Основное мероприятие, на которое мы туда ездили — II конференция спикеров парламентов Афганистана, Китая, Ирана, Пакистана, России и Турции по противодействию терроризму и укреплению регионального взаимодействия. Кроме пленарных мероприятий, я также был на двух двухсторонних встречах: с парламентскими делегациями Пакистана и Турции.
Поскольку не могу раскрывать детали переговоров, напишу про набор тем, которые продвигала российская делегация. Инициатив со стороны В.В.Володина было две. Одна — договориться о едином правовом определении понятия «терроризм», вторая — сформировать единый список организаций и структур, которые во всех помянутых странах считаются террористическими.
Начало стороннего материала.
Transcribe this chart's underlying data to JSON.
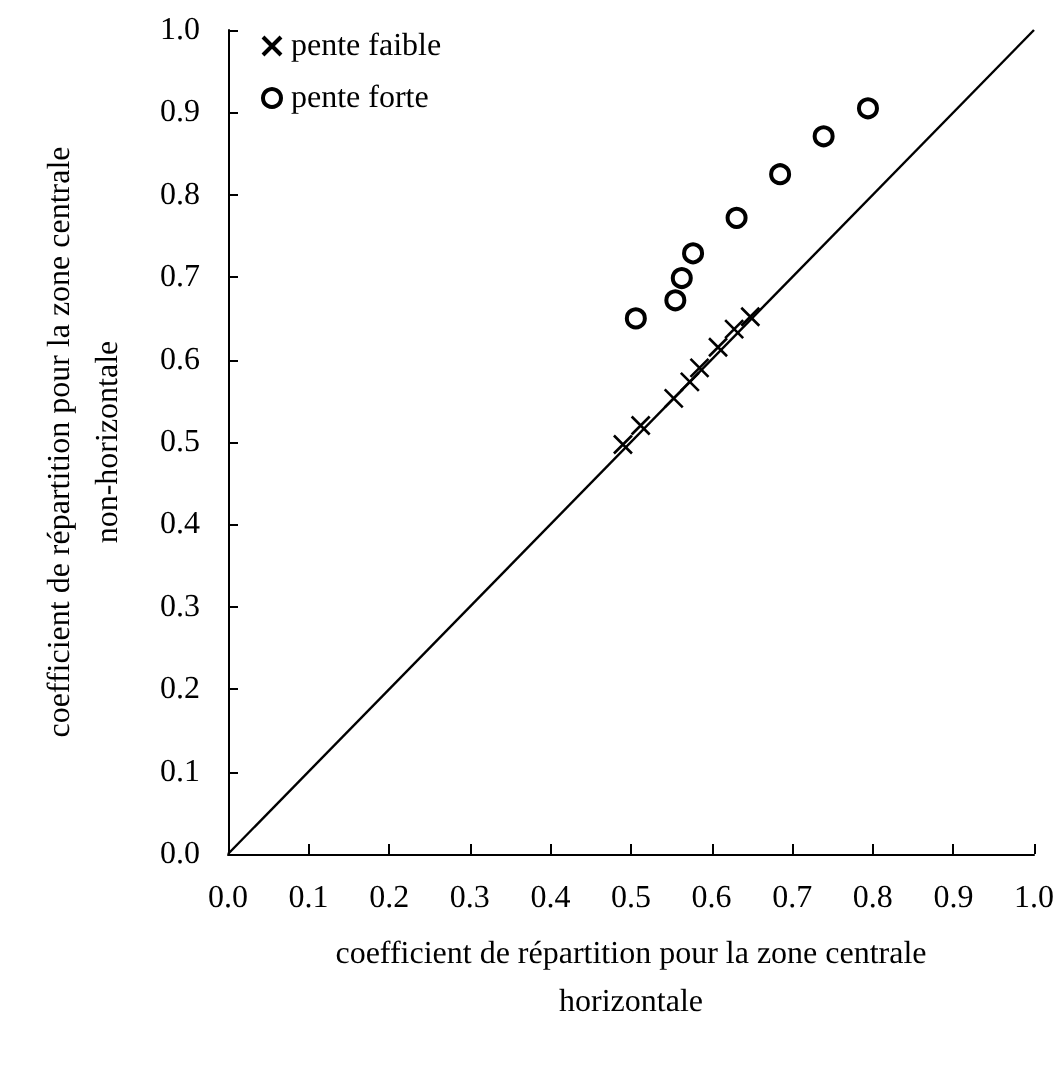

Расскажу подробно про первую. Смысл её в следующем. Слово «терроризм» в последнее время стало универсальным синонимом «вообще всего плохого»; если пытаться дать словарное определение террориста сегодня, получается что-то вроде «ребята с оружием, которые при этом не на нашей стороне». Та же пресловутая украинская «АТО» — яркий тому пример — если уж говорить о терактах в старом понимании, то они сегодня происходят в основном на территории ДНР/ЛНР. На больших площадках типа ООН пытаться договориться о чем-то едином в этой сфере дело гиблое, поскольку слишком много противоречивых интересов, а система там напоминает польский сейм образца XVII века – «не позвалям». Зато это вполне возможно в таких вот межстрановых форматах, когда число участников не превышает десятка и между ними нет явных и острых противоречий. При этом тема очевидно парламентская, поскольку именно парламентам в каждой из стран работать в итоге со своим законодательством.
Идея состояла вот в чём. Слово «террор» изначально означает «страх». И в этом смысле теракт – это не вообще любое вооруженное действие. А именно такое, в мотивах и целях которого явным образом имеется аспект устрашения. Сегодняшний «теракт» — это одновременно и «действие», и «акция» в дурном постмодернистском смысле этого слова; насилие и в то же время публичный жест. В этом смысле, например, когда школьники бьют одноклассника, снимают это на видео и потом распространяют по сети, чтоб другим «неповадно было» — это куда ближе по смыслу к «терроризму», чем когда диверсионная группа организует подрыв вышки сотовой связи, чтобы на какое-то время заставить противника «оглохнуть».
Более того. Сегодняшний терроризм, будучи плодом скрещивания партизанщины с перформансом, используется далеко не только как примитивный инструмент устрашения. Чем дальше, тем больше он используется как инструмент пропаганды определенных идей. И это, как правило, в действительности вовсе не те идеи, которые вешают себе на флаги бородатые персонажи роликов с отрезанием голов. По факту оказывается, что современный терроризм – это основной промо-агент идеи «цифрового полицейского государства», всеобщей слежки, цензуры и контроля. Каждый новый теракт сопровождается валом комментариев и инициатив по поводу усиления полномочий по сбору информации о гражданах и организациях, контролю движения денег, запретительным мерам в СМИ и интернете, санкций, в том числе и страновых (Скрипали) — оправдываемых, разумеется, безопасностью граждан. Очень мало кто и мало где ставит вопросы о том, где и как ещё, кроме задач безопасности, будет использоваться и охраняться собираемая таким образом информация, кто и на каких основаниях будет иметь к ней доступ и право её использовать.
Это пример лишь одного из последствий игнорирования реальной механики современного терроризма, густо замешанной на алгоритмах распространения сигнала в медиа и прогнозировании реакций общества. Именно это делает террор настолько эффективным по соотношению издержки/результат. Жесткие правовые определения в этой сфере позволят, среди прочего, создать механизмы работы с последствиями и реакциями – стратегически главная задача борьбы с терроризмом состоит не в том, чтобы переловить всех террористов: они будут появляться снова и снова, пока машинка работает, а в том, чтобы сломать саму машинку, основанную на предсказуемых, рефлекторных реакциях обществ и институтов.
Говоря проще, стратегическая цель в том, чтобы сделать террор неэффективным. В долгосрочном смысле это единственный путь предотвращения терактов в будущем.